Beam pense qu’en tant qu’artiste, il est moralement impératif pour lui et son public d’interagir avec les mythes nationaux et de les déconstruire. Il se sent responsable de mettre en lumière les parties en lambeaux ainsi que celles à réparer, d’en supprimer d’autres et d’ajouter des mythologies lorsque cela s’avère nécessaire. À cette fin, Beam joue un rôle essentiel dans l’ouverture du dialogue sur les pensionnats au Canada, dans la présentation d’excuses nationales aux personnes survivantes et dans l’évolution vers une éventuelle réconciliation des nations divisées. Toute une génération a grandi en contemplant ses œuvres dans les musées et galeries d’art du pays et, ce faisant, s’exprime plus ouvertement sur le racisme et l’inégalité. C’est pour cette raison que l’œuvre de Beam intitulée Burying the Ruler (L’enterrement de la règle), 1992, est choisie pour être l’image centrale de la couverture du rapport final de la Commission de vérité et réconciliation en 2015.
Bien que son art exige une observation réfléchie, l’un de ses aspects remarquables est qu’il invite les personnes spectatrices à découvrir la forme du sens, de la connaissance, du temps et de l’histoire. Des collages tels que Time Dissolve (Dissolution du temps), v.1992, obligent le public à regarder à travers une lentille non linéaire pour déchiffrer la signification des signes et symboles devant lui. Beam présente ses compositions comme des emblèmes d’une autre façon d’acquérir et d’exprimer la connaissance – une façon obtenue par une interaction visuelle intensément personnelle. Cette approche unique de la création artistique permet aux personnes non autochtones d’interagir avec des histoires d’injustices, d’atrocités, d’effondrements écologiques, de génocides et d’échecs du colonialisme sans se sentir blâmées, honteuses, culpabilisées ou jugées de quelque manière que ce soit. C’est un exploit incroyable. Pouvoir s’engager dans l’histoire telle que Beam la concevait est encore aujourd’hui très délicat. Mais l’artiste s’y est plongé le cœur en premier, comme un guerrier. En embrassant la capacité de l’art à provoquer un changement social, en s’armant d’intellect et de littérature, il s’est battu.

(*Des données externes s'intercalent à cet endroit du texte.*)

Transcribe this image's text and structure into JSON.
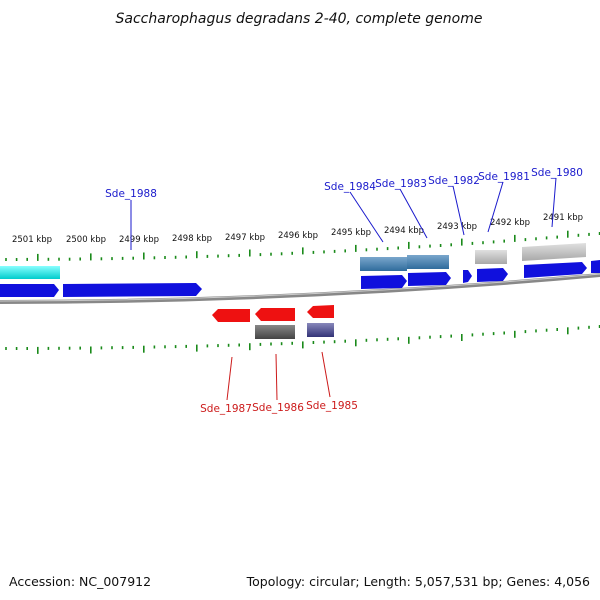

Aujourd’hui, plus de dix ans après sa mort, une nouvelle génération d’artistes autochtones n’a pas à lutter contre les attentes qui veulent que leur travail s’inscrive dans la lignée de l’école de Woodland. Mais un deuxième obstacle – que Beam trouvera vexant jusqu’à son dernier souffle – subsiste : les limitations systématiques que nous imposons aux possibilités de l’art autochtone dans ce pays. Tant que les artistes autochtones ne pourront pas faire partie de la communauté artistique nationale sans avoir à assumer le fardeau d’expliquer ou de satiriser leur propre culture par rapport à la culture canadienne dominante, son héritage ne sera pas pleinement réalisé.
Je suis reconnaissante envers mon père pour beaucoup, beaucoup de choses, y compris le fait qu’il a choisi de me garder près de lui et qu’il m’a éduquée à sa manière dans les domaines de l’art, de la couleur et de la peinture. L’art est le grand amour de ma vie, et mon père m’a ouvert la voie pour que je puisse exercer pleinement mon autonomie en tant qu’artiste au Canada. Je peux peindre ce que je veux. Je peux créer des œuvres en exploitant n’importe quel moyen d’expression, puis dire que c’est mon art, et les gens comprennent que c’est le cas. Personne ne m’a jamais dit : « Non, Anong, tu ne peux pas peindre de cette façon ». C’est à lui que je le dois.